Au marché de Châteaubriant : dans les coulisses de la formation des prix des bovins
TNC le 26/06/2026 à 05:07
Chaque mercredi matin, plus de 1 200 bovins transitent par le marché aux bestiaux de Châteaubriant. Ici, les animaux se négocient encore à l’œil, au gré des poignées de main et des échanges de passeports. Un fonctionnement ancestral, mais qui continue de donner le pouls de la filière bovine française.
Il est cinq heures du matin. Dans l’air frais du début d’été, les bétaillères se succèdent devant le marché aux bestiaux de Châteaubriant. Dans une heure, un peu plus de 1 200 bovins auront quitté les remorques pour rejoindre les parcs. Sous la halle couverte, c’est l’effervescence. Pour gagner l’allée centrale du plus grand marché de bovins vifs de France, il faut se faufiler entre les parcs. S’effacer devant un lot de broutards poussé par un marchand. Et surtout, serrer des mains. Bottes aux pieds, blouse noire sur les épaules, canne à la main et passeports dans la poche, tout le monde se salue en jetant un œil sur la marchandise. Le tout dans un concert de claquements de barrières et de meuglements.

Pour l’instant, rien ne s’achète. Il faut attendre six heures pour débuter les échanges.

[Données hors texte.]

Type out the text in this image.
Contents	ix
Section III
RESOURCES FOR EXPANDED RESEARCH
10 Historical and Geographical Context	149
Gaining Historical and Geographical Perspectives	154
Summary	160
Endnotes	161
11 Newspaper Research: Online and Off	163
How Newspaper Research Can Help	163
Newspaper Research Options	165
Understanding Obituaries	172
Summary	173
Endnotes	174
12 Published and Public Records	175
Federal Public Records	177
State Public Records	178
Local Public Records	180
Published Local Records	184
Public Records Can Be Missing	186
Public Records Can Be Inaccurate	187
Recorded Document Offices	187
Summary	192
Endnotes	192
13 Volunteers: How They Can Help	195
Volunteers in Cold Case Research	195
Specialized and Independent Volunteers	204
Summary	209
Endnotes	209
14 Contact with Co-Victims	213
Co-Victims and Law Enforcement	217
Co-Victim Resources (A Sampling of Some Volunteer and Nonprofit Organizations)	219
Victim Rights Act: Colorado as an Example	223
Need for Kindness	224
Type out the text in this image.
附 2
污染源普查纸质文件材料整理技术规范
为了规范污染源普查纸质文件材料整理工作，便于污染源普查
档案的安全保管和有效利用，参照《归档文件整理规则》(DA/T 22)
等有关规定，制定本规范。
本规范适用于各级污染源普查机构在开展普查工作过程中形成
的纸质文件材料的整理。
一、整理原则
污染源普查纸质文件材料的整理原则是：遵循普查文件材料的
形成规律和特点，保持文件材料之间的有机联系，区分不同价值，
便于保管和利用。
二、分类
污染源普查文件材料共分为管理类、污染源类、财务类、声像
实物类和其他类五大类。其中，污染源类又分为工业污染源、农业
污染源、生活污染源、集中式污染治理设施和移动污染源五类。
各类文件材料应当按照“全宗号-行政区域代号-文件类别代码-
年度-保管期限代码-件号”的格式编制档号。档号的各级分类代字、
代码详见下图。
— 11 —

Mais le marché a déjà commencé. « Il faut arriver tôt », précise Jean-Paul Weber, engraisseur de jeunes bovins et ancien exportateur de vif. « On prend un café ou deux pour être d’attaque, et puis on fait un tour pour sentir l’ambiance ». Sur place, 140 commerçants et de la marchandise de toute sorte. Entre les lots de broutards limousins : un superbe taureau parthenais. Les hanches marquées des réformes laitières contrastent avec la rondeur des Charolaises bien finies. « Nous sommes le marché qui a la plus large gamme de France », explique Vincent Bigeard, le directeur du lieu. Et c’est là tout l’intérêt : « la diversité, c’est ce qui nous permet de coter un large panel de marchandise ».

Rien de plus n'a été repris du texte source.